Prior to 2021, I trained hard all the time. I lifted as heavy and ran as fast as I could–sometimes back-to-back–throughout each week. I did this in college while also spending a lot of time partying, and I did it in the Army when it wasn’t uncommon to spend 60 or more hours per week at work. I did make some progress in spite of myself–probably because I was in my early twenties–but I also injured myself at least once or twice per year and took several unnecessary steps back in my training.
The more I’ve learned about training over the past few years, the more I’ve realized that effort and exhaustion are not the same thing. In fact, I would argue that it takes more discipline, especially for a hard-nosed young athlete, to pull back the intensity in favor of prioritizing rest and recovery. Pushing oneself to the limit in most if not all training sessions is a recipe for disaster; this applies to both strength and endurance training. The purpose of training, in my opinion, is to apply well-regulated stimuli in order to produce desired adaptations (i.e. getting bigger, stronger, or faster) over a long period of time. Therefore, training must be sustainable; nobody is going to meet their fitness goals by beating themselves down to the point that their body cannot adapt due to fatigue or injury.

I had a great conversation with Sam Brown last week, and one of my biggest takeaways was that stress management should be the number one priority in the programming of training. In reference to the graphic above, it is not only the fatigue of training that could inhibit recovery and therefore fitness gains; it’s every stressor in life. The marathon training plan for a thirty-five year old investment banker is not going to look the same as the marathon training plan for a twenty-four year old grad student. One must account for all of life’s variables when dialing in the levels of training volume and intensity they can handle, and adaptability is essential.
For athletes who are training for an event or competition, there are certainly points along the way that training must be intense and specific.
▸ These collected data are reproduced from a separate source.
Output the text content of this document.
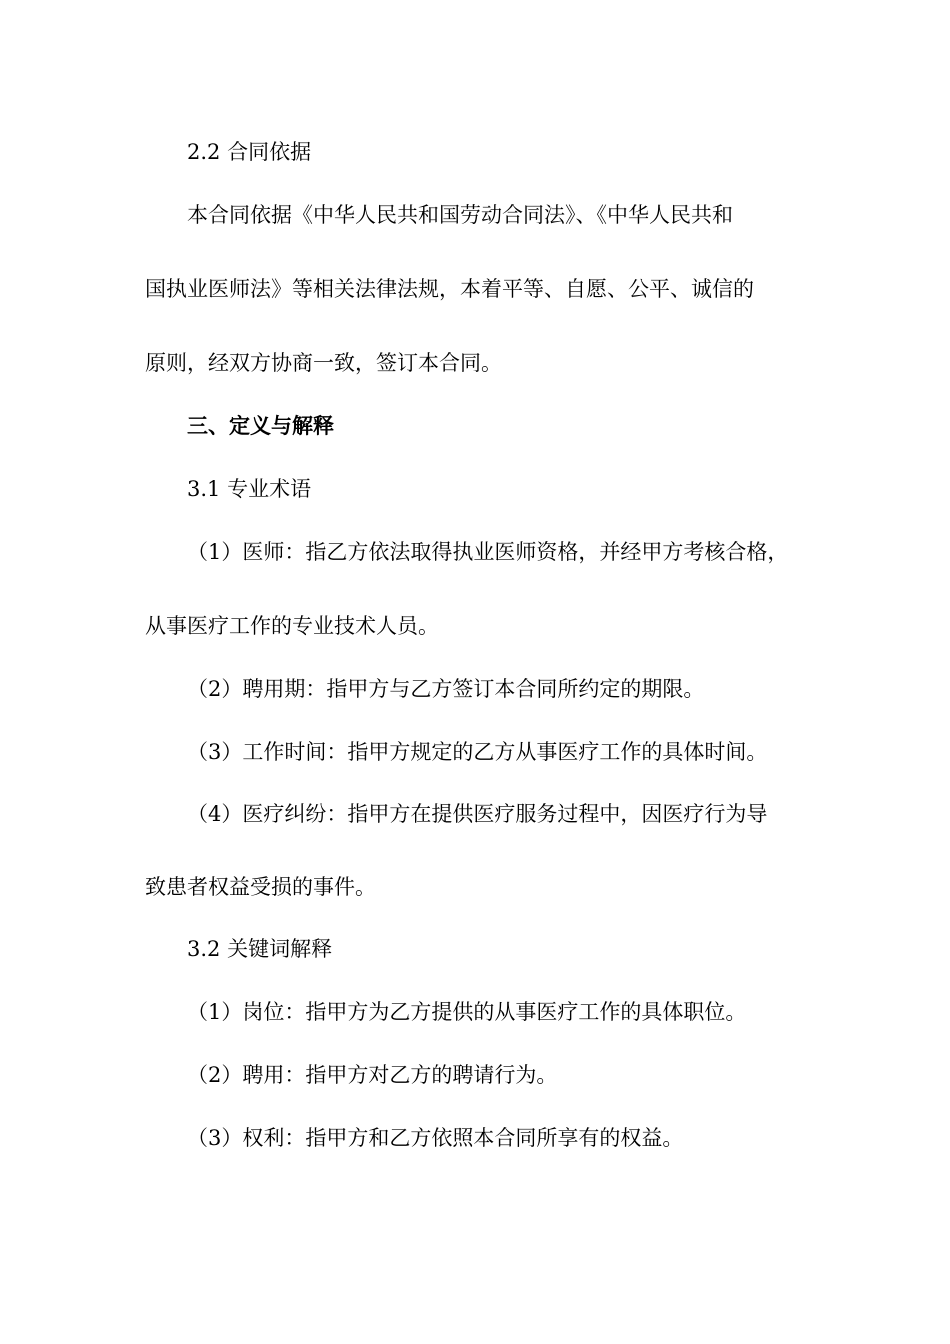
2.2 合同依据
本合同依据《中华人民共和国劳动合同法》、《中华人民共和
国执业医师法》等相关法律法规，本着平等、自愿、公平、诚信的
原则，经双方协商一致，签订本合同。
三、定义与解释
3.1 专业术语
（1）医师：指乙方依法取得执业医师资格，并经甲方考核合格，
从事医疗工作的专业技术人员。
（2）聘用期：指甲方与乙方签订本合同所约定的期限。
（3）工作时间：指甲方规定的乙方从事医疗工作的具体时间。
（4）医疗纠纷：指甲方在提供医疗服务过程中，因医疗行为导
致患者权益受损的事件。
3.2 关键词解释
（1）岗位：指甲方为乙方提供的从事医疗工作的具体职位。
（2）聘用：指甲方对乙方的聘请行为。
（3）权利：指甲方和乙方依照本合同所享有的权益。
However, over long periods of time, training should focus on building one's capacity. For both strength, endurance, and overall athletic performance, the capacity or base sets the foundation for success. Here is a great article on capacity vs utilization training specific to mountain athletes.
There’s a very distinct difference between building a skill (such as strength or speed) versus expressing a skill (through a deadlift one rep max or 5KM run time trial). Follow any elite powerlifter or runner on Instagram, and you will find that the vast majority of their training is much lower in intensity (for them, not for you or me) than what they show in competition. Heavy, single reps on competition squat, bench, and deadlift make up a small percentage of the powerlifter’s training. Much more time is spent focusing on building capacity through lifting submaximal weights, doing accessory exercises, conditioning, and recovery work. I’m sure you’ve heard of 80/20 running, where the majority of a distance runner’s training is spent running easy miles in order to create a strong aerobic base that speed can be built onto. The truth of the matter in sport, like many things in life, is that the bulk of the work that is done to achieve success is not sexy.
While I am not an elite athlete, here are a couple anecdotal examples of the concept of “doing less to do more” in my recent training.
In 2021, following Dave Tate’s Periodization 101 template, my heaviest training lifts were: 280lbs squat, 235lbs bench, 340lbs hex bar deadlift, 170lbs overhead press. On testing week, I squatted 330, benched 265, deadlifted 405, and pressed 180.
In 2022, following 5/3/1 and Run programming, my heaviest training squat was 265 and my heaviest training barbell deadlift was 340. I tested out at a 350 squat and a 400 deadlift.
When I started my current training program for the 2023 Conquer the Rock 25K race, with 80% or more training time devoted to slow and easy miles, I ran a thirty minute anaerobic threshold test three times. In Week 0, I ran 3.32 miles at a 9:02 pace. In Week 9, I ran 3.69 miles at an 8:07 pace. In Week 16, I ran 4 miles at a 7:30 pace.